UNC’s 13-goal margin of victory more than doubled its previous high of six (in the 2016 NCAA title game) against its premiere rival. In other words, this was a rout for the record books. All the more sweet, players said, given they pulled it off in Chapel Hill.

“It’s really surreal,” said Growney, a junior midfielder. “You always dream about putting running time on a team like Maryland and getting your subs in.”

North Carolina had long dubbed the lead-up to this game as Terp Week, and the preparation started soon after a win over Davidson last Sunday.

“The second that game was over,” Ortega said of when the focus shifted to Maryland (1-2).

The star junior attacker could feel her whole team was “dialed in” every practice, every film session, every discussion. Sure, Maryland had just lost to then-No. 14 Florida, ending an 86-game home winning streak that spanned eight years, but UNC knew better than to overlook the Terrapins.

Of the last 11 games between the rivals, six had been decided by one goal. A 13-12 overtime loss in College Park last February also weighed heavy on the Tar Heels’ minds.

“They're such a great opponent,” Hoeg said.







North Carolina’s mantra for the rivalry game was to keep its foot on the pedal. To keep pushing. And after Maryland’s Brindi Griffin opened the scoring 44 seconds into the game, UNC did just that.

The Tar Heels ripped off three straight goals — from Ortega, then Growney, then Hoeg — to claim a 3-1 lead six minutes in. After the Terrapins cut the deficit to 4-3, UNC again went on a 3-0 run to seize momentum. At halftime, North Carolina led 7-4 and had out-shot Maryland, 16-8.

It wasn’t all offense, though. Through 30 minutes, UNC (4-0) also played tough in the midfield and on defense, scooping up 12 ground balls and winning the draw-control battle, 7-5.

“They’re scrappy, hard-working, physical,” Ortega said of UNC’s defense. “We wouldn’t be able to do what we did today without them.”

That backline was even better after halftime, allowing just two Maryland goals. Moreno, a junior, tallied five of her six saves in the second half, and UNC finished the game with seven forced turnovers.
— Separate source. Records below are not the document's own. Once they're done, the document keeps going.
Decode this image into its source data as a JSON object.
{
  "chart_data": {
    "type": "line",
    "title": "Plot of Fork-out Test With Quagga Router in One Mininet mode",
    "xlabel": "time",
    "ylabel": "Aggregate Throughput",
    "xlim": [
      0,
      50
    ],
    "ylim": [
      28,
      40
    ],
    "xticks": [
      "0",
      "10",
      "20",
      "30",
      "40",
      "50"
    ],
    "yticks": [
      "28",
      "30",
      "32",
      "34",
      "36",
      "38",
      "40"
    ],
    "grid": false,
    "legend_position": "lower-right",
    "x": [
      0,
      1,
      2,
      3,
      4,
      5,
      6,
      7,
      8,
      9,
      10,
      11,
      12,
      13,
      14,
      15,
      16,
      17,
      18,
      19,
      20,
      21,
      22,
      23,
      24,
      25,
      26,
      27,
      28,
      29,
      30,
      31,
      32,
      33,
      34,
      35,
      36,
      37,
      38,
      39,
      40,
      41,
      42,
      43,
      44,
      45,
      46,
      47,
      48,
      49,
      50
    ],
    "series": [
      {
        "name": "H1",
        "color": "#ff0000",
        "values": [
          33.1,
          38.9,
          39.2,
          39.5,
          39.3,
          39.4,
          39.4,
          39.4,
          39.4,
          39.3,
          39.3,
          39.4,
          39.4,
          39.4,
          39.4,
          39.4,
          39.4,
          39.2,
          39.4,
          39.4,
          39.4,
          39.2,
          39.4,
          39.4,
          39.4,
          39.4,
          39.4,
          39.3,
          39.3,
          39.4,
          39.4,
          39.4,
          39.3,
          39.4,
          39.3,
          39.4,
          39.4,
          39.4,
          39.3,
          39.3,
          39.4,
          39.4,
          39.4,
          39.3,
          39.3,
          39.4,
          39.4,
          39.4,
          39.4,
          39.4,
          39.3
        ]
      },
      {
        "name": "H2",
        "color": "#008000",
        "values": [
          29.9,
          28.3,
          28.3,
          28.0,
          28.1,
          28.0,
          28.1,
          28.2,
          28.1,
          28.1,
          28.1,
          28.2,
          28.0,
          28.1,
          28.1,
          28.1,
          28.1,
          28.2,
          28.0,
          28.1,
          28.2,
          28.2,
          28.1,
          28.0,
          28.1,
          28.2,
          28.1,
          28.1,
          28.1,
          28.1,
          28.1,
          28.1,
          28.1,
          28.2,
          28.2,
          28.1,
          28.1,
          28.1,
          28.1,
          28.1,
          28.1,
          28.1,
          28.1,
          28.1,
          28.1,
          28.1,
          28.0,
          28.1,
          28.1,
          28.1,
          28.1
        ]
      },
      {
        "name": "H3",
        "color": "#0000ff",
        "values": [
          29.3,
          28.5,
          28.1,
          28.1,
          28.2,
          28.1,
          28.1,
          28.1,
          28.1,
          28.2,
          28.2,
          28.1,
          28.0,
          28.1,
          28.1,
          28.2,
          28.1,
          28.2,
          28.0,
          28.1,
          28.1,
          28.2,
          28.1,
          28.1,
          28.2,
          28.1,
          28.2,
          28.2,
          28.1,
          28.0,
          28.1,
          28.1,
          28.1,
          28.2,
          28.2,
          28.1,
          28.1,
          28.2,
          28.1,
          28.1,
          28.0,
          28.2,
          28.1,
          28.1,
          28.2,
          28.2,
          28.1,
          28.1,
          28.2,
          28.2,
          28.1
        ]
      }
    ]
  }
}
Levy and her staff also challenged the offense to match their defense’s intensity in the second half. Once that started, the veteran coach said, things really broke open.
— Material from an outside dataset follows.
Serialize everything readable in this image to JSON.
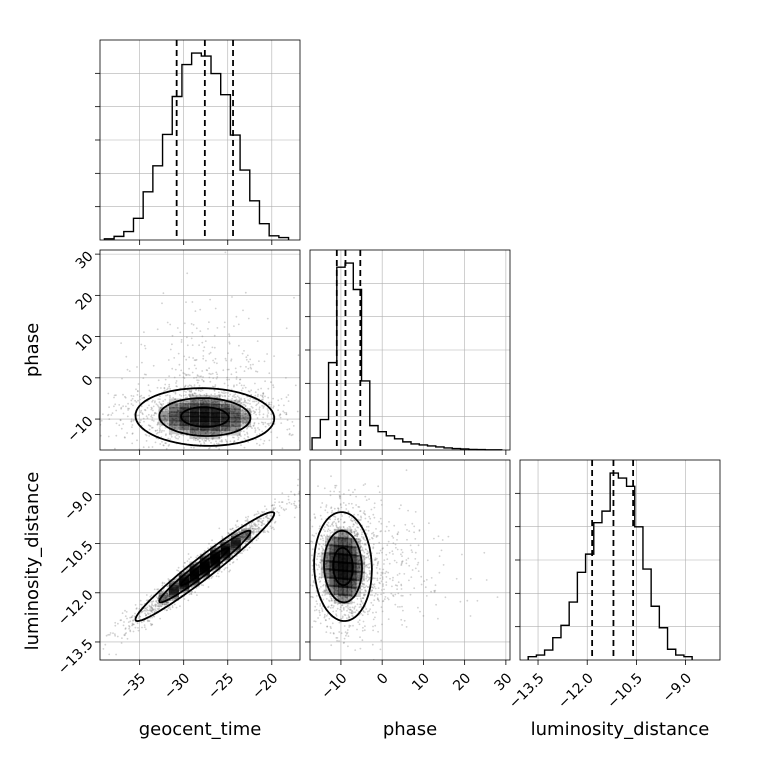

North Carolina rattled off three consecutive goals to start the second half, boosting its lead to 10-4, and never looked back. Growney (six goals), Hoeg (four) and Ortega (four) all played their part, but so did complenentary scorers such as Tayler Warehime and Ally Mastroianni.
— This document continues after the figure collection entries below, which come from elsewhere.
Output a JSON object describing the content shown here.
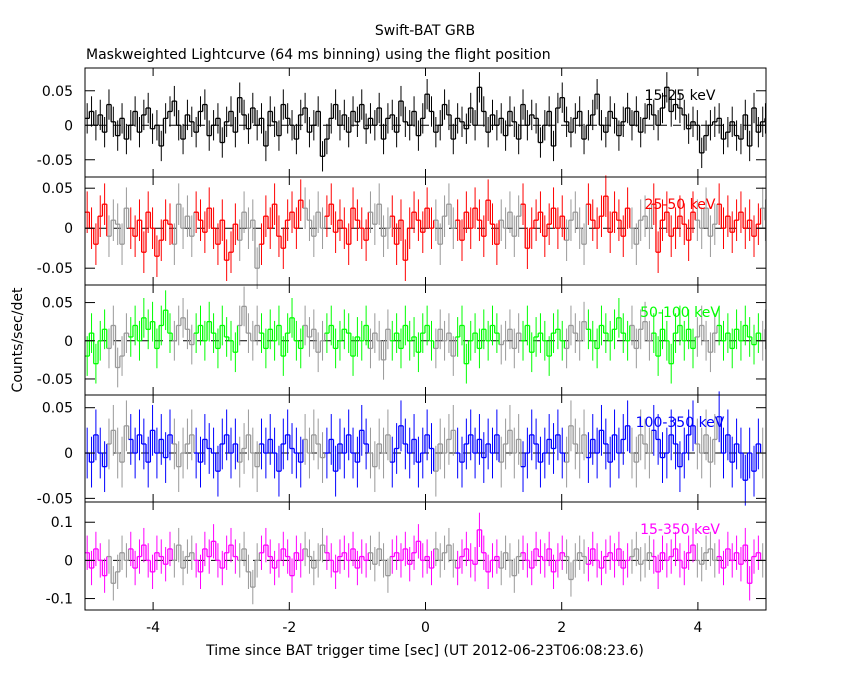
{
  "chart_data": {
    "type": "line",
    "title": "Swift-BAT GRB",
    "subtitle": "Maskweighted Lightcurve (64 ms binning) using the flight position",
    "xlabel": "Time since BAT trigger time [sec] (UT 2012-06-23T06:08:23.6)",
    "ylabel": "Counts/sec/det",
    "xlim": [
      -5,
      5
    ],
    "bin_width": 0.064,
    "x_ticks": [
      "-4",
      "-2",
      "0",
      "2",
      "4"
    ],
    "x_tick_values": [
      -4,
      -2,
      0,
      2,
      4
    ],
    "panels": [
      {
        "name": "15-25 keV",
        "color": "#000000",
        "ylim": [
          -0.075,
          0.083
        ],
        "yticks": [
          0.05,
          0,
          -0.05
        ],
        "ytick_labels": [
          "0.05",
          "0",
          "-0.05"
        ],
        "err": 0.022,
        "values": [
          0.01,
          0.02,
          0.0,
          0.015,
          -0.01,
          0.03,
          0.005,
          -0.015,
          0.01,
          -0.02,
          0.0,
          0.02,
          -0.01,
          0.015,
          0.025,
          -0.005,
          0.0,
          -0.03,
          0.01,
          0.02,
          0.035,
          0.0,
          -0.02,
          0.015,
          0.005,
          -0.01,
          0.02,
          0.03,
          -0.015,
          0.0,
          0.01,
          -0.025,
          0.005,
          0.02,
          -0.01,
          0.04,
          0.015,
          -0.005,
          0.025,
          0.0,
          0.01,
          -0.03,
          0.02,
          0.005,
          -0.015,
          0.03,
          0.01,
          0.0,
          -0.02,
          0.015,
          0.025,
          -0.01,
          0.0,
          0.02,
          -0.045,
          -0.02,
          0.01,
          0.03,
          0.0,
          0.015,
          -0.01,
          0.02,
          0.005,
          0.03,
          -0.005,
          0.01,
          0.0,
          0.025,
          -0.02,
          0.01,
          0.015,
          -0.01,
          0.035,
          0.005,
          0.0,
          0.02,
          -0.015,
          0.01,
          0.045,
          0.02,
          -0.01,
          0.0,
          0.03,
          0.015,
          -0.02,
          0.01,
          0.005,
          -0.005,
          0.025,
          0.0,
          0.055,
          0.02,
          -0.01,
          0.015,
          0.0,
          0.01,
          -0.015,
          0.02,
          0.005,
          -0.02,
          0.03,
          0.0,
          0.015,
          0.01,
          -0.025,
          0.0,
          0.02,
          -0.03,
          0.025,
          0.04,
          0.005,
          -0.01,
          0.01,
          0.02,
          -0.02,
          0.0,
          0.015,
          0.045,
          0.0,
          -0.01,
          0.02,
          0.01,
          -0.015,
          0.005,
          0.025,
          0.0,
          0.02,
          -0.01,
          0.01,
          0.03,
          0.015,
          0.0,
          0.025,
          0.055,
          0.02,
          0.03,
          0.025,
          0.015,
          -0.005,
          0.005,
          0.0,
          -0.04,
          -0.015,
          0.0,
          0.005,
          0.01,
          -0.02,
          -0.01,
          0.005,
          -0.015,
          -0.02,
          0.015,
          -0.03,
          0.025,
          -0.01,
          0.005,
          0.01,
          0.0
        ]
      },
      {
        "name": "25-50 keV",
        "color": "#ff0000",
        "ylim": [
          -0.071,
          0.064
        ],
        "yticks": [
          0.05,
          0,
          -0.05
        ],
        "ytick_labels": [
          "0.05",
          "0",
          "-0.05"
        ],
        "err": 0.026,
        "values": [
          0.02,
          0.0,
          -0.02,
          0.015,
          0.03,
          -0.01,
          0.01,
          0.005,
          -0.02,
          0.025,
          0.0,
          -0.01,
          0.01,
          -0.03,
          0.02,
          0.0,
          -0.035,
          -0.015,
          0.01,
          0.005,
          -0.02,
          0.03,
          0.0,
          0.015,
          -0.01,
          0.02,
          0.01,
          -0.005,
          0.025,
          0.0,
          -0.02,
          0.01,
          -0.04,
          -0.03,
          0.005,
          -0.015,
          0.02,
          0.0,
          0.01,
          -0.05,
          -0.02,
          0.015,
          0.0,
          0.03,
          -0.01,
          -0.025,
          0.01,
          0.02,
          0.0,
          0.035,
          0.025,
          0.01,
          -0.01,
          0.02,
          0.0,
          0.015,
          0.03,
          -0.005,
          0.01,
          0.0,
          -0.02,
          0.025,
          0.01,
          0.0,
          -0.015,
          0.02,
          0.005,
          0.03,
          -0.01,
          0.0,
          0.015,
          -0.02,
          0.01,
          -0.04,
          0.0,
          0.02,
          0.01,
          -0.005,
          0.025,
          0.0,
          0.01,
          -0.02,
          0.015,
          0.03,
          0.0,
          0.01,
          -0.015,
          0.02,
          0.0,
          0.025,
          0.01,
          -0.01,
          0.035,
          0.005,
          -0.02,
          0.01,
          0.0,
          0.02,
          -0.01,
          0.015,
          0.03,
          -0.025,
          0.0,
          0.01,
          0.02,
          -0.01,
          0.005,
          0.025,
          0.0,
          0.015,
          -0.015,
          0.01,
          0.02,
          0.0,
          -0.02,
          0.03,
          0.01,
          0.0,
          0.015,
          0.04,
          -0.005,
          0.02,
          0.01,
          -0.01,
          0.025,
          0.0,
          -0.02,
          0.01,
          0.015,
          0.0,
          0.03,
          -0.03,
          0.01,
          0.02,
          -0.01,
          0.0,
          0.015,
          0.005,
          -0.015,
          0.02,
          0.01,
          0.0,
          0.025,
          -0.01,
          0.005,
          0.03,
          0.0,
          0.015,
          -0.005,
          0.01,
          0.02,
          0.0,
          0.01,
          -0.01,
          0.005,
          0.025,
          0.01
        ]
      },
      {
        "name": "50-100 keV",
        "color": "#00ff00",
        "ylim": [
          -0.071,
          0.073
        ],
        "yticks": [
          0.05,
          0,
          -0.05
        ],
        "ytick_labels": [
          "0.05",
          "0",
          "-0.05"
        ],
        "err": 0.026,
        "values": [
          -0.02,
          0.01,
          -0.03,
          0.0,
          0.015,
          -0.01,
          0.02,
          -0.035,
          -0.02,
          0.01,
          0.005,
          0.02,
          0.0,
          0.03,
          0.015,
          0.025,
          -0.01,
          0.02,
          0.04,
          0.01,
          0.0,
          0.02,
          0.03,
          0.015,
          -0.005,
          0.01,
          0.02,
          0.0,
          0.025,
          0.01,
          -0.01,
          0.02,
          0.005,
          0.0,
          -0.015,
          0.02,
          0.045,
          0.01,
          0.0,
          0.02,
          0.01,
          -0.01,
          0.015,
          0.0,
          0.02,
          -0.02,
          0.01,
          0.03,
          0.0,
          -0.01,
          0.02,
          0.005,
          0.015,
          -0.015,
          0.0,
          0.01,
          0.02,
          -0.01,
          0.0,
          0.015,
          0.01,
          -0.02,
          0.005,
          0.0,
          0.02,
          -0.01,
          0.01,
          0.0,
          -0.025,
          0.015,
          0.0,
          0.01,
          -0.01,
          0.02,
          0.0,
          0.005,
          -0.015,
          0.01,
          0.02,
          0.0,
          -0.01,
          0.015,
          0.0,
          0.01,
          -0.02,
          0.005,
          0.02,
          -0.03,
          0.0,
          0.01,
          -0.01,
          0.015,
          0.0,
          0.02,
          0.01,
          -0.005,
          0.0,
          0.015,
          -0.01,
          0.01,
          0.0,
          0.02,
          -0.015,
          0.005,
          0.01,
          0.0,
          -0.02,
          0.01,
          0.015,
          0.0,
          -0.01,
          0.02,
          0.01,
          0.0,
          0.025,
          0.015,
          0.0,
          -0.01,
          0.02,
          0.01,
          0.0,
          0.015,
          0.03,
          0.01,
          0.0,
          0.02,
          -0.01,
          0.015,
          0.025,
          0.0,
          0.01,
          -0.02,
          0.015,
          0.0,
          -0.03,
          0.01,
          0.02,
          0.0,
          0.015,
          -0.01,
          0.005,
          0.02,
          0.0,
          -0.015,
          0.01,
          0.02,
          0.0,
          0.01,
          -0.01,
          0.015,
          0.0,
          0.02,
          0.005,
          -0.005,
          0.01,
          0.0,
          0.015
        ]
      },
      {
        "name": "100-350 keV",
        "color": "#0000ff",
        "ylim": [
          -0.054,
          0.064
        ],
        "yticks": [
          0.05,
          0,
          -0.05
        ],
        "ytick_labels": [
          "0.05",
          "0",
          "-0.05"
        ],
        "err": 0.028,
        "values": [
          0.0,
          -0.01,
          0.02,
          0.0,
          -0.015,
          0.01,
          0.025,
          0.0,
          -0.01,
          0.03,
          0.015,
          0.0,
          0.02,
          0.01,
          -0.01,
          0.025,
          0.0,
          0.015,
          -0.005,
          0.02,
          0.01,
          -0.015,
          0.0,
          0.01,
          0.02,
          0.0,
          -0.01,
          0.015,
          0.005,
          0.0,
          -0.02,
          0.01,
          0.02,
          0.0,
          0.01,
          -0.01,
          0.005,
          0.02,
          0.0,
          -0.015,
          0.01,
          0.0,
          0.015,
          0.0,
          -0.02,
          0.01,
          0.02,
          0.005,
          0.0,
          -0.01,
          0.015,
          0.0,
          0.02,
          0.01,
          -0.005,
          0.0,
          0.015,
          -0.02,
          0.01,
          0.0,
          0.02,
          0.0,
          -0.01,
          0.025,
          0.01,
          0.0,
          -0.015,
          0.01,
          0.0,
          0.02,
          -0.01,
          0.005,
          0.03,
          0.01,
          0.0,
          0.015,
          -0.01,
          0.0,
          0.02,
          0.005,
          -0.02,
          0.01,
          0.0,
          0.015,
          0.025,
          0.0,
          -0.01,
          0.01,
          0.02,
          0.0,
          0.015,
          -0.005,
          0.01,
          0.0,
          0.02,
          -0.01,
          0.01,
          0.025,
          0.0,
          0.015,
          -0.015,
          0.0,
          0.02,
          0.01,
          -0.01,
          0.0,
          0.015,
          0.005,
          0.02,
          0.0,
          -0.01,
          0.03,
          0.01,
          0.0,
          0.02,
          -0.005,
          0.015,
          0.0,
          0.025,
          0.01,
          -0.01,
          0.02,
          0.0,
          0.015,
          0.03,
          0.0,
          -0.01,
          0.02,
          0.01,
          0.0,
          0.025,
          0.015,
          -0.005,
          0.0,
          0.02,
          0.01,
          -0.015,
          0.0,
          0.02,
          0.03,
          0.01,
          0.0,
          0.02,
          -0.01,
          0.015,
          0.04,
          0.0,
          0.02,
          -0.01,
          0.01,
          0.0,
          -0.03,
          0.0,
          -0.02,
          0.01,
          0.0
        ]
      },
      {
        "name": "15-350 keV",
        "color": "#ff00ff",
        "ylim": [
          -0.13,
          0.153
        ],
        "yticks": [
          0.1,
          0,
          -0.1
        ],
        "ytick_labels": [
          "0.1",
          "0",
          "-0.1"
        ],
        "err": 0.045,
        "values": [
          0.02,
          -0.02,
          0.03,
          0.0,
          -0.04,
          0.01,
          -0.06,
          -0.03,
          0.02,
          0.0,
          0.03,
          -0.02,
          0.01,
          0.04,
          0.0,
          -0.03,
          0.02,
          0.01,
          -0.01,
          0.03,
          0.0,
          0.04,
          -0.02,
          0.01,
          0.02,
          0.0,
          -0.03,
          0.03,
          0.01,
          0.05,
          0.0,
          -0.02,
          0.02,
          0.04,
          0.01,
          0.0,
          0.03,
          -0.03,
          -0.07,
          0.0,
          0.02,
          0.04,
          0.01,
          -0.02,
          0.0,
          0.03,
          0.01,
          -0.04,
          0.02,
          0.0,
          0.03,
          0.01,
          -0.02,
          0.0,
          0.04,
          0.02,
          0.0,
          -0.03,
          0.01,
          0.02,
          0.0,
          0.03,
          -0.02,
          0.01,
          0.0,
          0.02,
          -0.01,
          0.03,
          0.0,
          -0.04,
          0.01,
          0.02,
          0.0,
          0.03,
          -0.01,
          0.02,
          0.05,
          0.0,
          0.01,
          -0.02,
          0.03,
          0.0,
          0.02,
          0.04,
          0.0,
          -0.02,
          0.01,
          0.03,
          0.0,
          -0.01,
          0.08,
          0.02,
          -0.03,
          0.0,
          0.01,
          -0.02,
          0.02,
          0.0,
          -0.04,
          0.01,
          0.02,
          0.0,
          -0.02,
          0.03,
          0.01,
          0.0,
          0.03,
          -0.03,
          0.0,
          0.02,
          0.01,
          -0.05,
          0.0,
          0.02,
          0.01,
          -0.01,
          0.03,
          0.0,
          -0.02,
          0.01,
          0.02,
          0.0,
          0.03,
          -0.02,
          0.0,
          0.01,
          0.03,
          -0.01,
          0.0,
          0.02,
          0.01,
          -0.03,
          0.02,
          0.0,
          0.01,
          0.03,
          0.0,
          -0.02,
          0.02,
          0.04,
          0.0,
          -0.01,
          0.02,
          0.03,
          0.0,
          0.01,
          -0.02,
          0.03,
          0.0,
          0.02,
          -0.01,
          0.04,
          -0.06,
          0.01,
          0.02,
          0.0
        ]
      }
    ]
  }
}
“A total team effort,” Growney said. “We really killed it.”

And about that gas pedal mantra? When Maryland’s Hannah Warther scored at the 16:22 mark — cutting UNC’s lead to 12-6 — the Tar Heels promptly rattled off the game’s last seven goals to squash any rumblings of a comeback ... and then some.

“We just really didn't want to let up on anything, give them any spark of hope (that) we were stopping or slowing down,” Growney said.

The Terrapins, who had their fair share of attrition from last year’s national championship roster, dropped consecutive games for the first time since Cathy Reese took over the program in 2007. After their loss, they made the short walk from the field to their busses for a mostly silent post-game meal.

The Tar Heels, meanwhile, danced to their alma mater, ate cheeseburgers, hugged family members and signed autographs galore for young fans at a celebratory tailgate.

There was room to improve before next weekend’s ACC opener at Virginia, Levy conceded, but there was also time to celebrate the historic victory. Her players agreed.

“I just had the best time of my life out there, to be honest,” Hoeg said.